How to Use This Guide
Consensus is the problem of getting a group of separate computers to agree on one value — one decision, one order of events — even though some of them may crash, restart, or fall out of touch at the worst possible moment. It sounds small. It is the single hardest problem in distributed systems, because the network can lose, delay, or reorder messages, and a machine that has gone quiet is indistinguishable from one that is merely slow. Solve consensus reliably and you can build a system that stays correct and available while its parts fail underneath you. That is why consensus is the crown jewel of the field: databases, lock services, configuration stores, and schedulers all rest on it.
The six sections are deliberately ordered so each one earns the next:
- 1. The Consensus Problem — what agreement actually requires (agreement, validity, termination), why a majority is the magic number, and why FLP says no algorithm can be perfect.
- 2. Replicated State Machines & the Log — the universal trick: if every node applies the same commands in the same order, they stay identical. Consensus reduces to agreeing on a log.

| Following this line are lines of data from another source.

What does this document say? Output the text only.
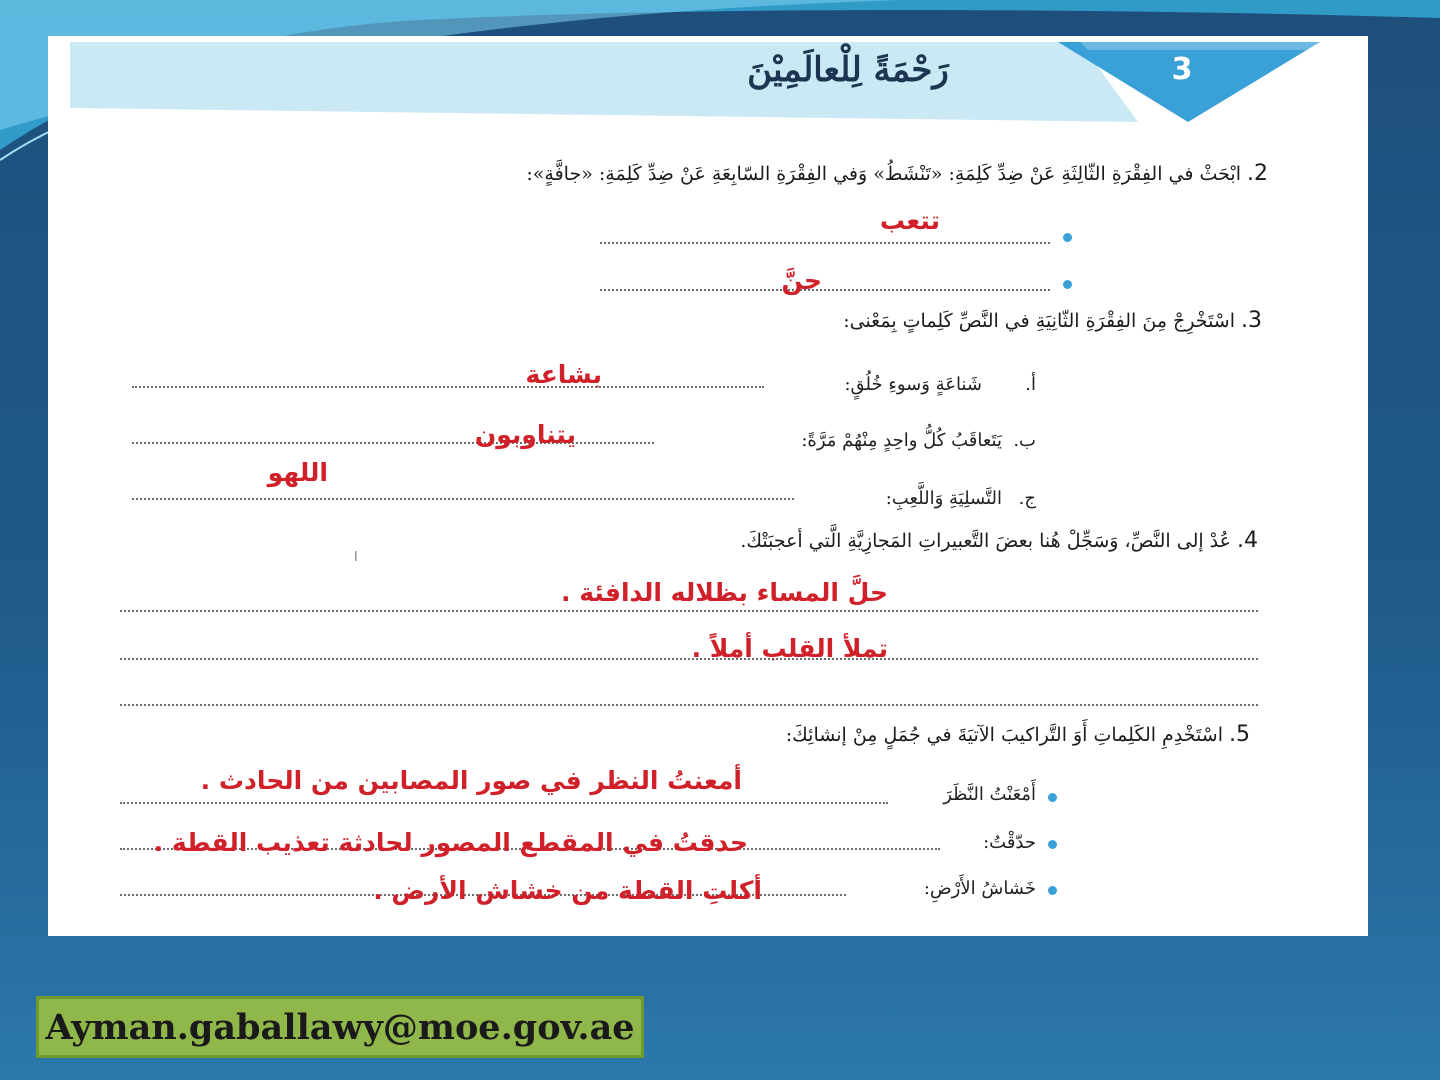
3
رَحْمَةً لِلْعالَمِيْنَ
2.ابْحَثْ في الفِقْرَةِ الثّالِثَةِ عَنْ ضِدِّ كَلِمَةِ: «تَنْشَطُ» وَفي الفِقْرَةِ السّابِعَةِ عَنْ ضِدِّ كَلِمَةِ: «جافَّةٍ»:
تتعب
حنَّ
3.اسْتَخْرِجْ مِنَ الفِقْرَةِ الثّانِيَةِ في النَّصِّ كَلِماتٍ بِمَعْنى:
أ.
شَناعَةٍ وَسوءِ خُلُقٍ:
بشاعة
ب.
يَتَعاقَبُ كُلُّ واحِدٍ مِنْهُمْ مَرَّةً:
يتناوبون
ج.
التَّسلِيَةِ وَاللَّعِبِ:
اللهو
4.عُدْ إلى النَّصِّ، وَسَجِّلْ هُنا بعضَ التَّعبيراتِ المَجازِيَّةِ الَّتي أعجبَتْكَ.
ا
حلَّ المساء بظلاله الدافئة .
تملأ القلب أملاً .
5.اسْتَخْدِمِ الكَلِماتِ أَوَ التَّراكيبَ الآتيَةَ في جُمَلٍ مِنْ إنشائِكَ:
أَمْعَنْتُ النَّظَرَ
أمعنتُ النظر في صور المصابين من الحادث .
حدّقْتُ:
حدقتُ في المقطع المصور لحادثة تعذيب القطة .
خَشاشُ الأَرْضِ:
أكلتِ القطة من خشاش الأرض .
Ayman.gaballawy@moe.gov.ae
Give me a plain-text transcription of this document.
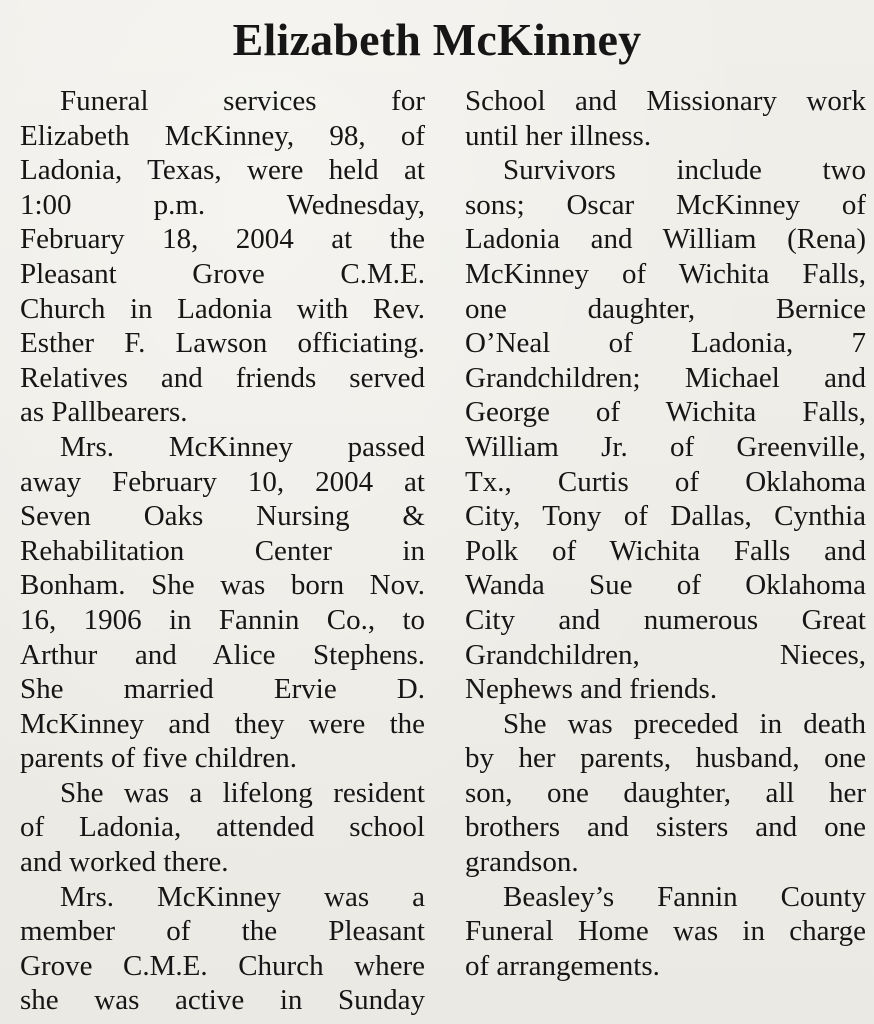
Elizabeth McKinney
Funeral services for
Elizabeth McKinney, 98, of
Ladonia, Texas, were held at
1:00 p.m. Wednesday,
February 18, 2004 at the
Pleasant Grove C.M.E.
Church in Ladonia with Rev.
Esther F. Lawson officiating.
Relatives and friends served
as Pallbearers.
Mrs. McKinney passed
away February 10, 2004 at
Seven Oaks Nursing &
Rehabilitation Center in
Bonham. She was born Nov.
16, 1906 in Fannin Co., to
Arthur and Alice Stephens.
She married Ervie D.
McKinney and they were the
parents of five children.
She was a lifelong resident
of Ladonia, attended school
and worked there.
Mrs. McKinney was a
member of the Pleasant
Grove C.M.E. Church where
she was active in Sunday
School and Missionary work
until her illness.
Survivors include two
sons; Oscar McKinney of
Ladonia and William (Rena)
McKinney of Wichita Falls,
one daughter, Bernice
O’Neal of Ladonia, 7
Grandchildren; Michael and
George of Wichita Falls,
William Jr. of Greenville,
Tx., Curtis of Oklahoma
City, Tony of Dallas, Cynthia
Polk of Wichita Falls and
Wanda Sue of Oklahoma
City and numerous Great
Grandchildren, Nieces,
Nephews and friends.
She was preceded in death
by her parents, husband, one
son, one daughter, all her
brothers and sisters and one
grandson.
Beasley’s Fannin County
Funeral Home was in charge
of arrangements.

- 3. Raft — Leader Election — Raft's first job: pick one leader per term so there is a single source of truth for the log.
- 4. Raft — Log Replication, Safety & Membership — how the leader copies entries, commits them by majority, guarantees safety, and changes the cluster's membership without breaking.
- 5. Paxos — The Original Consensus Algorithm — the foundational algorithm Raft was reacting to: proposers, acceptors, and the two-phase prepare/accept dance.
- 6. Multi-Paxos, Raft vs Paxos & the Real World — running Paxos for a stream of decisions, an honest comparison, and the systems (etcd, ZooKeeper, Spanner) that ship this for real.
Throughout, look for key boxes (the one idea you must keep), tips (practical guidance), and warnings (the traps that bite real engineers).